Seu rosto não me parecia estranho e eu me peguei o encarando por tempo demais, sentindo as bochechas esquentarem quando ele percebeu que eu o olhava. Olhei para minhas próprias mãos enquanto Riley o elogiava.
- Muito bem, Josh. E como você se sentiu com isso?
- Doeu um pouco menos, mas eu chorei quando cheguei em casa – falou e sua voz pareceu embargar um pouco. – Mas sinto que estou conseguindo superar um pouco mais a cada novo dia.
- Isso aí! Quem mais gostaria de falar?
E assim a sessão foi continuando, com todos os que estavam na roda do meio trazendo seus exemplos e o que tinham vivido desde o último encontro. E, pouco a pouco, fui começando a me sentir mais confortada pelas histórias comoventes e tão parecidas com a minha. A maioria também vinha de relacionamentos onde a traição havia sido uma constante.
- Ótimo! Pessoal, hoje gostaríamos de fazer uma dinâmica um pouco diferente – falou Riley quando a última mulher terminou de falar. – Sei que geralmente combinamos o que vamos melhorar para a próxima semana, mas para hoje eu e Brianna pensamos em propor algo mais íntimo.
- Exatamente – disse Brianna, que agora eu descobrira que era o nome da psicóloga. – Vamos deixar disponíveis folhas e canetas coloridas, e a ideia é que vocês pensem e escrevam uma carta para vocês mesmos, para como vocês querem se ver daqui a três meses.
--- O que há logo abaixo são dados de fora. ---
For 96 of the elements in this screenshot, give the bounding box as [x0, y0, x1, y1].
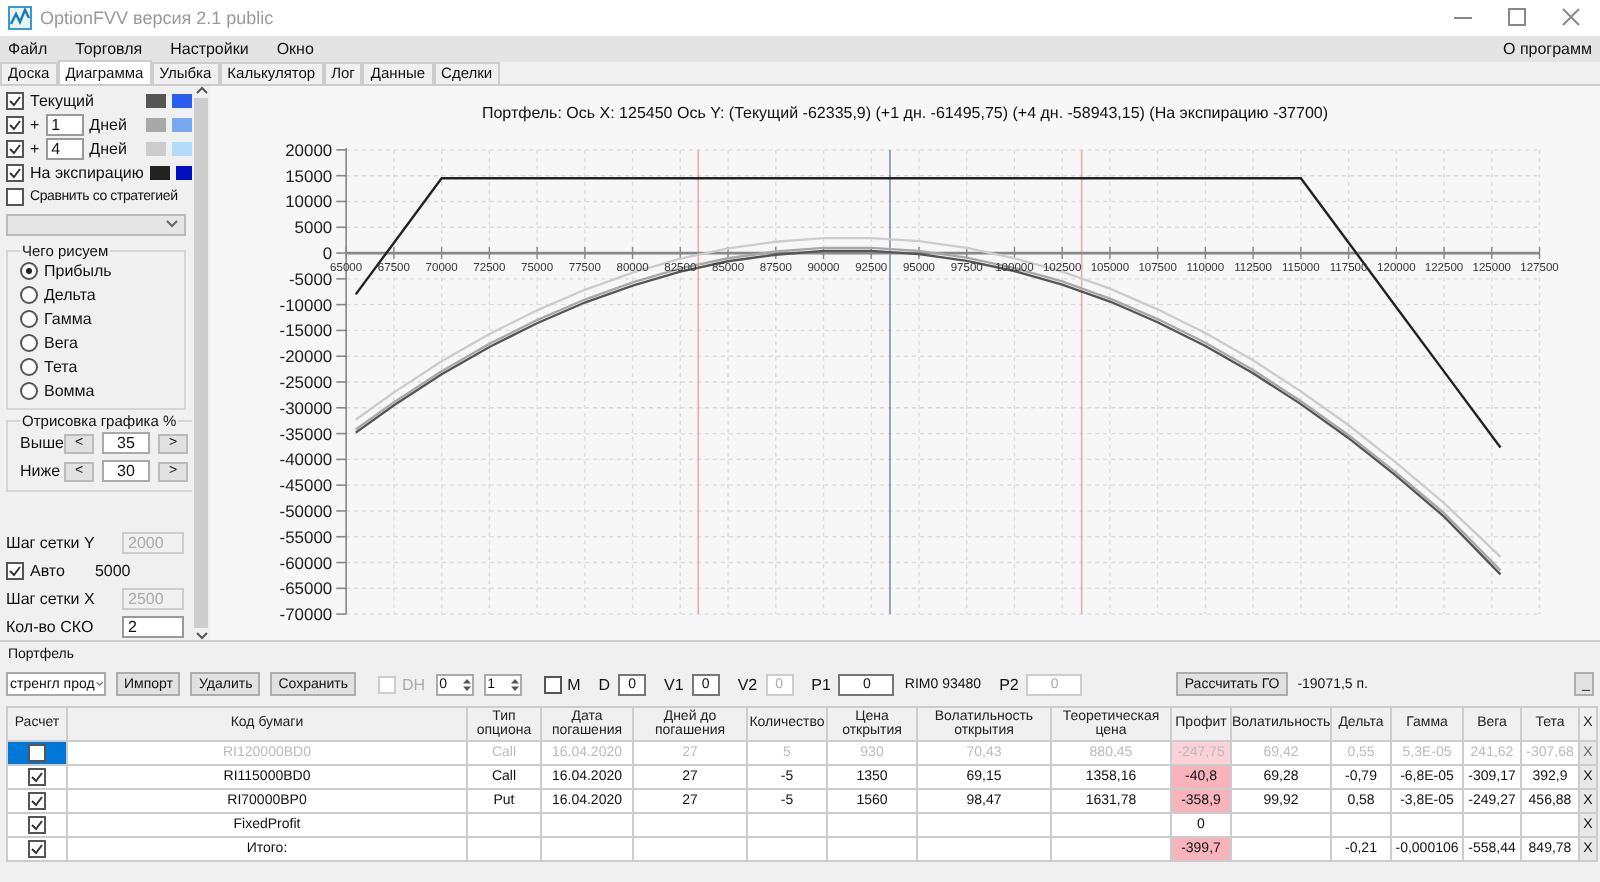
field-label: Кол-во СКО — [6, 617, 94, 636]
scrollbar[interactable] — [192, 85, 210, 640]
field-label: D — [598, 675, 611, 694]
radio-button[interactable] — [20, 334, 38, 353]
checkbox[interactable] — [543, 675, 562, 694]
table-cell[interactable] — [7, 788, 67, 813]
radio-label: Вега — [44, 334, 80, 353]
radio-button[interactable] — [20, 310, 38, 329]
checkbox[interactable] — [6, 187, 24, 206]
radio-button[interactable] — [20, 358, 38, 377]
value-field[interactable]: 35 — [102, 432, 150, 455]
checkbox[interactable] — [6, 561, 24, 580]
plus-label: + — [30, 115, 40, 134]
window-title: OptionFVV версия 2.1 public — [40, 7, 276, 28]
tick-label: -50000 — [279, 500, 333, 521]
input-field[interactable]: 2 — [122, 615, 184, 638]
tick-label: -10000 — [279, 294, 333, 315]
tick-label: -20000 — [279, 345, 333, 366]
spin-arrows-icon[interactable] — [461, 677, 472, 692]
field-label: P1 — [811, 675, 831, 694]
table-cell[interactable] — [7, 764, 67, 789]
color-swatch[interactable] — [172, 117, 192, 132]
field-label: Ниже — [20, 462, 56, 481]
caret-icon — [166, 220, 178, 229]
checkbox-label: Авто — [30, 561, 65, 580]
color-swatch[interactable] — [146, 93, 166, 108]
days-label: Дней — [89, 139, 129, 158]
value-field[interactable]: 30 — [102, 460, 150, 483]
spin-arrows-icon[interactable] — [509, 677, 520, 692]
radio-label: Прибыль — [44, 262, 114, 281]
checkbox[interactable] — [28, 839, 46, 858]
tick-label: -25000 — [279, 371, 333, 392]
series-label: На экспирацию — [30, 163, 144, 182]
scroll-up-icon[interactable] — [195, 85, 207, 94]
tick-label: -55000 — [279, 526, 333, 547]
app-icon — [8, 5, 32, 30]
tick-label: 20000 — [285, 139, 333, 160]
field-label: V2 — [737, 675, 758, 694]
field-label: V1 — [664, 675, 684, 694]
tick-label: -35000 — [279, 423, 333, 444]
radio-label: Гамма — [44, 310, 94, 329]
radio-button[interactable] — [20, 262, 38, 281]
radio-label: Тета — [44, 358, 80, 377]
checkbox[interactable] — [28, 815, 46, 834]
days-label: Дней — [89, 115, 129, 134]
close-icon[interactable] — [1562, 8, 1580, 27]
tick-label: 15000 — [285, 165, 333, 186]
menu-item[interactable]: Файл — [8, 39, 48, 58]
field-label: Шаг сетки X — [6, 589, 95, 608]
tick-label: 0 — [322, 242, 333, 263]
maximize-icon[interactable] — [1508, 8, 1526, 27]
tick-label: -45000 — [279, 474, 333, 495]
table-cell[interactable] — [7, 836, 67, 861]
series-label: Текущий — [30, 91, 96, 110]
radio-button[interactable] — [20, 286, 38, 305]
table-cell[interactable] — [7, 812, 67, 837]
menu-item[interactable]: Окно — [276, 39, 314, 58]
color-swatch[interactable] — [172, 93, 192, 108]
tick-label: 10000 — [285, 191, 333, 212]
checkbox[interactable] — [6, 139, 24, 158]
tick-label: -60000 — [279, 552, 333, 573]
radio-button[interactable] — [20, 382, 38, 401]
menu-item[interactable]: О программ — [1503, 39, 1592, 58]
checkbox[interactable] — [28, 791, 46, 810]
checkbox[interactable] — [6, 163, 24, 182]
caret-icon — [96, 680, 104, 689]
tick-label: -30000 — [279, 397, 333, 418]
menu-item[interactable]: Настройки — [170, 39, 249, 58]
value-label: 5000 — [94, 561, 131, 580]
scroll-thumb[interactable] — [194, 97, 208, 628]
field-label: P2 — [999, 675, 1019, 694]
tick-label: -65000 — [279, 577, 333, 598]
chart-title: Портфель: Ось X: 125450 Ось Y: (Текущий -62335,9) (+1 дн. -61495,75) (+4 дн. -58943,15) (На экспирацию -37700) — [479, 101, 1331, 126]
color-swatch[interactable] — [149, 165, 170, 180]
days-field[interactable]: 4 — [45, 137, 84, 160]
checkbox[interactable] — [6, 115, 24, 134]
tick-label: -70000 — [279, 603, 333, 624]
checkbox[interactable] — [6, 91, 24, 110]
color-swatch[interactable] — [172, 141, 192, 156]
radio-label: Вомма — [44, 382, 97, 401]
tick-label: -40000 — [279, 448, 333, 469]
scroll-down-icon[interactable] — [195, 631, 207, 640]
color-swatch[interactable] — [175, 165, 192, 180]
checkbox-label: DH — [402, 675, 426, 694]
menu-item[interactable]: Торговля — [75, 39, 143, 58]
field-label: Шаг сетки Y — [6, 533, 95, 552]
checkbox-label: M — [567, 675, 581, 694]
color-swatch[interactable] — [146, 141, 166, 156]
tick-label: -15000 — [279, 320, 333, 340]
color-swatch[interactable] — [146, 117, 166, 132]
days-field[interactable]: 1 — [45, 113, 84, 136]
tick-label: 5000 — [294, 216, 333, 237]
radio-label: Дельта — [44, 286, 98, 305]
plus-label: + — [30, 139, 40, 158]
tick-label: -5000 — [289, 268, 333, 289]
checkbox[interactable] — [28, 767, 46, 786]
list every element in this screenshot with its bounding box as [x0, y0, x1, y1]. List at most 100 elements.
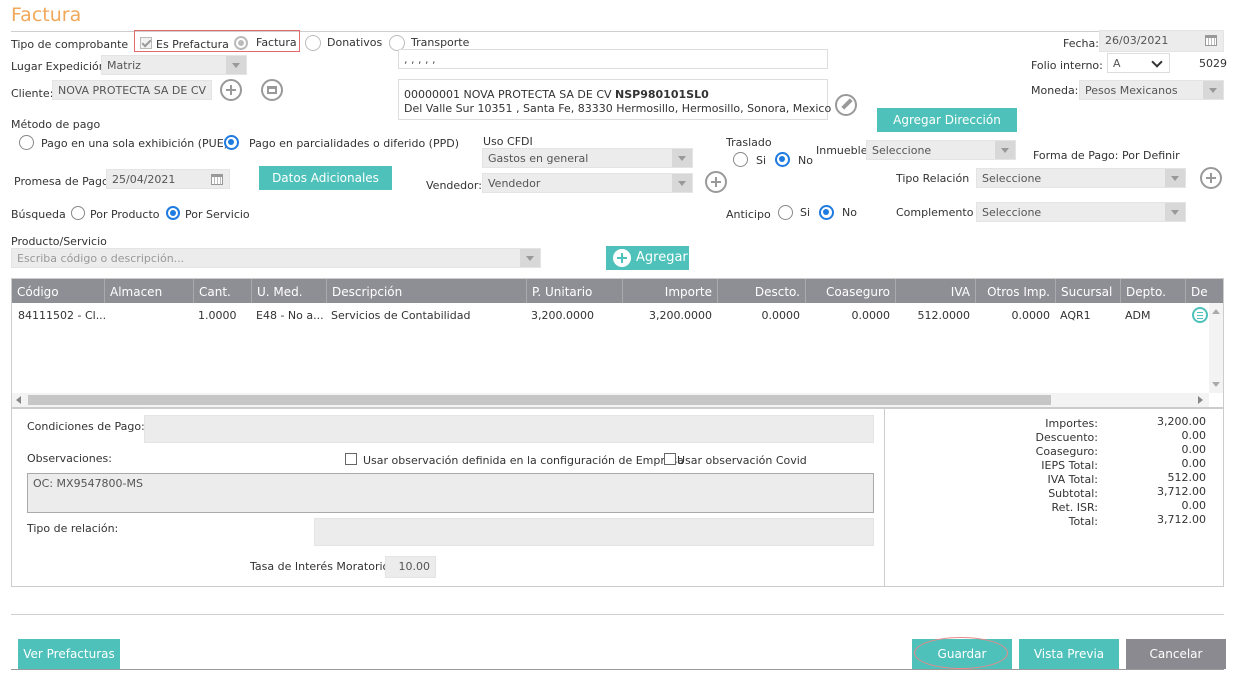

Podem circular pelo pátio da igreja, se alguém quiser fazer em conjunto... Enfim, fiquem bem à vontade. Quando terminarem, por favor, nos entreguem que vamos guardar para o encontro futuro.
- Estendemos também a atividade para os que vieram conhecer o nosso grupo – Riley me olhou sorrindo e eu encolhi os ombros. – Mas se não se sentirem à vontade, já estão liberados e vamos mantendo contato.
Olhei para os do círculo de fora e me surpreendi ao ver que todos os novos se levantavam para ir embora.
Engoli o seco e me questionei se ficaria ou se seguiria os demais. Eu não podia evitar de me sentir insegura em ser a única novata que permaneceria, mas não podia negar que havia gostado do grupo e tinha vontade de permanecer.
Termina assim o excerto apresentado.